L’ambiance était détendue sous les arbres du village de Karangasso Vigué choisis pour la rencontre entre d’un côté les Dozos et les 25 chefs villages de ce qu’on appelle depuis la colonisation le « Canton de Karangasso Vigué » et de l’autre, le gouverneur des Hauts-Bassins, le président du conseil régional et le Haut-commissaire du Houet.

La rencontre s’est tenue une semaine après les affrontements entre les Dozos et les Koglweogo, qui ont fait trois morts dont deux Koglweogo et le fils aîné du chef de village, a connu cependant un absent de taille : le maire de la localité, Seydou Sana. Ce dernier absent excusé de la rencontre par le gouverneur a été déclaré Persona non grata par une partie de la population qui l’accuse de prendre parti pour les Koglweogos.

La rencontre s’est tenue une semaine après les affrontements entre les Dozos et les Koglweogo.

Après le message de compassion au nom du président du Faso, le gouverneur Antoine Atiou a indiqué que c’était la dernière fois que quelqu’un se faisait appelé kogolweogo dans la localité et a rassuré le chef de Canton que la loi s’appliquera dans sa plus grande rigueur à toute personne qui persistera. » Nous savons où se trouve le mal et nous allons le couper jusqu’à la racine » a-t-il souligné.

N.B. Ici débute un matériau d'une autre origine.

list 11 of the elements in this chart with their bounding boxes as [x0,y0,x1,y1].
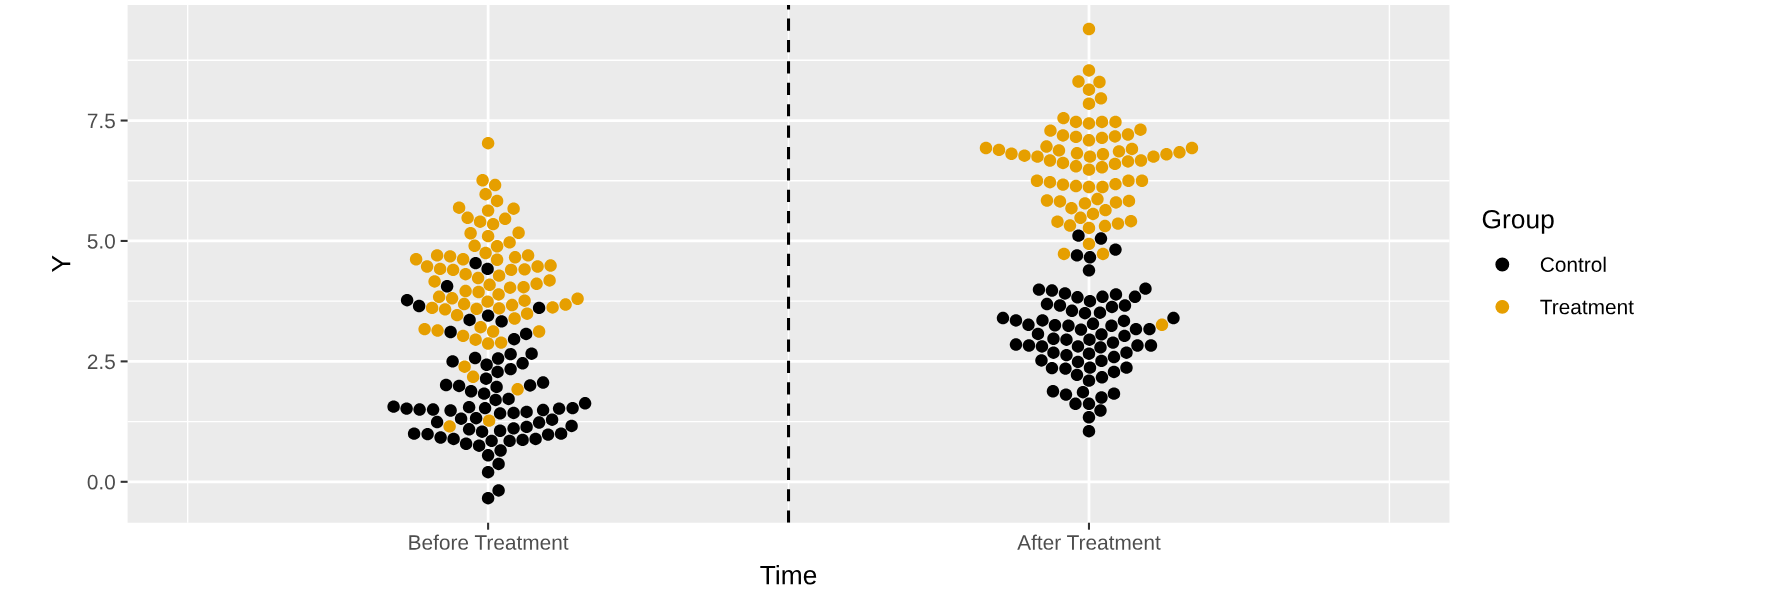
x-axis-title: Time [760,565,817,585]
y-tick-label: 2.5 [87,354,115,370]
legend-label: Control [1540,256,1606,273]
y-tick-label: 0.0 [87,474,115,490]
y-tick-label: 7.5 [87,113,115,129]
legend-title: Group [1482,209,1554,234]
y-tick-label: 5.0 [87,233,115,249]
x-tick-label: After Treatment [1017,534,1161,550]
x-tick-label: Before Treatment [409,534,569,550]
legend-label: Treatment [1540,299,1634,315]
y-axis-title: Y [52,255,71,273]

En réponse, le président de l’union nationale des dozos Aly Konaté a dit tout simplement espérer que cette fois-ci sera la bonne, après plusieurs promesses vaines du genre des autorités locales.

C’est le même message de fermeté que le gouverneur est allé livrer à Koueredougou, fief des Kogolweogo à 18km de Karangasso Vigué où les violences de la semaine dernière ont eu lieu.

Refusant l’appellation Koglweogo, le groupe s’est voulu une police de proximité et a nié les faits de torture qui lui sont reprochés.

Refusant l’appellation Koglweogo, le groupe s’est voulu une police de proximité et a nié les faits de torture qui lui sont reprochés. Le gouverneur a été clair personne ne doit se substituer à l’autorité, un appel entendu selon le représentant du groupe Madany Traoré. Reste que ce n’est pas la première fois que l’autorité a promis de faire appliquer la loi pour mettre fin à ces violences meurtrières.

Le mercredi 12 septembre 2018, au moins 4 personnes ont été tuées et plusieurs personnes blessées dans un affrontement entre des membres du groupe d’autodéfense Koglwéogo et des chasseurs traditionnels communément appelés dozos.